In other words, this last interview should be perfect! It’s interesting learning about Aboriginal business partnerships, learning about the process from different perspectives of different roles and responsibilities. Knowing that without all this team work, open communication, identifying strengths and weakness and employing a solution that works for the Unamaki communities to successfully train and attain meaningful employment opportunities for their people.
The number of Aboriginal university business students that have been identified by the Aboriginal and Northern Development Canada is 830, compared to the 742 students that I found from university staff is similar. The difference of 76-students and accounted students from universities that didn’t have the stats because they don’t record it on their registration forms.

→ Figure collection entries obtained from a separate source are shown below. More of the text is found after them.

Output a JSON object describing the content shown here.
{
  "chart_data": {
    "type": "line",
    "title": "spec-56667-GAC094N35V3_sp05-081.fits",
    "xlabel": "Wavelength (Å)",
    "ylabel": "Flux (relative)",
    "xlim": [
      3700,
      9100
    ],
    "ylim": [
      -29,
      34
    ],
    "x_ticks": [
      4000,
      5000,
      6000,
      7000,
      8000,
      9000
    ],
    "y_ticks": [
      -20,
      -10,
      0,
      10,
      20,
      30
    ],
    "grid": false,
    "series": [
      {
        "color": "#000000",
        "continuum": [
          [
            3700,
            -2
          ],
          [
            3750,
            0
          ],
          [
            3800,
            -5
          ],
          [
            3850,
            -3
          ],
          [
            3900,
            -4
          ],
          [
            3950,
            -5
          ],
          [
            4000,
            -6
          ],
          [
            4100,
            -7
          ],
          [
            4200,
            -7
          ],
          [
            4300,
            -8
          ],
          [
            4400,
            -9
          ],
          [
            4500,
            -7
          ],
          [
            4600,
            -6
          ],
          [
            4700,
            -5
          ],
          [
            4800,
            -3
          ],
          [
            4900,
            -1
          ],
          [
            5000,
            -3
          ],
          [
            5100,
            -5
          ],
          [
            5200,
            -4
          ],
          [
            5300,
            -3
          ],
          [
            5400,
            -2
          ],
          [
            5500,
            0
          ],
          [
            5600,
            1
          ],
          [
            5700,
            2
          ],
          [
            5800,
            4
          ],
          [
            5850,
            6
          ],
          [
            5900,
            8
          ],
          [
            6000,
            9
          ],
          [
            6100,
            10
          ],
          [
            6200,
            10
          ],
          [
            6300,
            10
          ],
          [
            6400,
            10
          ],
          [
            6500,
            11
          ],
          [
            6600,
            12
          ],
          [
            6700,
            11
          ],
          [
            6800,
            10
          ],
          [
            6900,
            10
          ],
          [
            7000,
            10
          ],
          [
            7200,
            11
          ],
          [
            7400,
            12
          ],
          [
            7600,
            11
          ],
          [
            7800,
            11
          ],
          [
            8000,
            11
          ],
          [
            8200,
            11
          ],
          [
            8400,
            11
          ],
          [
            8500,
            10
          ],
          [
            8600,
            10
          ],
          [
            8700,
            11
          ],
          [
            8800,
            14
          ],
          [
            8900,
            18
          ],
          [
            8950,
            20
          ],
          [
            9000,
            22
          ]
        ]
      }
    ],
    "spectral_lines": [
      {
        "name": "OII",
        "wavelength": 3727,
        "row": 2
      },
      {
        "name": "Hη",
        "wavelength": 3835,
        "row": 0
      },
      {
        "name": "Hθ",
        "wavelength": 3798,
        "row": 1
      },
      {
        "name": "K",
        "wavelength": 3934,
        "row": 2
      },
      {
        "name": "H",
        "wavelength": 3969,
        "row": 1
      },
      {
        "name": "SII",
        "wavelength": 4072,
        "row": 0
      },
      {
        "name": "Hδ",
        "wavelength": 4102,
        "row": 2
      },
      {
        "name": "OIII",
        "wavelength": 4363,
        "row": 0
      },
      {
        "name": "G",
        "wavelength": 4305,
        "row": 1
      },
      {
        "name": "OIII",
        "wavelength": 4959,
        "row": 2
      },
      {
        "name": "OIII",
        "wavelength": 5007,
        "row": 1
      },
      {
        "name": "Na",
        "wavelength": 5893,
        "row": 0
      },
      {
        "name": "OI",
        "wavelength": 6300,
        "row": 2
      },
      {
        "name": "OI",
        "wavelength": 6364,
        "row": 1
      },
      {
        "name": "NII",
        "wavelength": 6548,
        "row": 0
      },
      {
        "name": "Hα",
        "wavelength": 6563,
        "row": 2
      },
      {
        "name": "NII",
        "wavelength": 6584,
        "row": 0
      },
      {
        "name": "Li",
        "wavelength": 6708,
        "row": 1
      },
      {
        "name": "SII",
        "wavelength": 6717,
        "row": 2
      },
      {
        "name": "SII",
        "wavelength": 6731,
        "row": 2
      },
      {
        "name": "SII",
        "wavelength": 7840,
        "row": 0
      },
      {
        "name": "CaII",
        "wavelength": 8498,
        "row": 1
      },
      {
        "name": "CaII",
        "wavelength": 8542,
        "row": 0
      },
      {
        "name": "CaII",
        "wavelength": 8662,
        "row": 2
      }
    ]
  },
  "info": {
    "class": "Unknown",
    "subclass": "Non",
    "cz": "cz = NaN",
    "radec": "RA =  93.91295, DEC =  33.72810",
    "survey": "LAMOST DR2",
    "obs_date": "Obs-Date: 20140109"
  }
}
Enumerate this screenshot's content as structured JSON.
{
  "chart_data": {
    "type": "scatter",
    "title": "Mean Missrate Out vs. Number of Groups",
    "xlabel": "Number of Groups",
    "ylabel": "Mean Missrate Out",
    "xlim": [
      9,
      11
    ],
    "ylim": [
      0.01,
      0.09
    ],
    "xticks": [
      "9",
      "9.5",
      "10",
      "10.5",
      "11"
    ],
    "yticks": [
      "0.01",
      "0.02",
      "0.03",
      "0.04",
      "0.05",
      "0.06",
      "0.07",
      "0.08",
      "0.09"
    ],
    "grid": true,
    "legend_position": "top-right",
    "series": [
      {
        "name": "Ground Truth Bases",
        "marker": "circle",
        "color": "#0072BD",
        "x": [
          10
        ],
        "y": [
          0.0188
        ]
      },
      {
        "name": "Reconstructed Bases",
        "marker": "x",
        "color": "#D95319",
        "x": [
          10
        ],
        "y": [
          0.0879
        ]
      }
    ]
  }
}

The number collected this summer will be used in the future as a tool to determine is there is an increase or decrease in Aboriginal university business students.
Since, I’ve now completed the summer internship with the Purdy Crawford Chair in Aboriginal Business, I could confidently encourage and promote business programs to youth who are thinking about what they want to study at post secondary level, or high school courses they have to take in order to qualify for business programs. Also, I’ve become increasingly aware of the status and importance of economic development in First Nation communities across turtle-island. Not only on reserve, but encouraging people to get training and support to enter the workforce outside the First Nations, since our population is the fast growing youth demographic in Canada. Indicating that with the right tools, partnerships and support in place, opportunity and success are very attainable for First Nations across Turtle Island.
I’m thankful to my supervisors, for the opportunity to work with this project for the summer. I’ve learned a lot about qualitative and quantitative research methods, the importance of leadership in First Nation communities, and the role of economic development and training in our communities.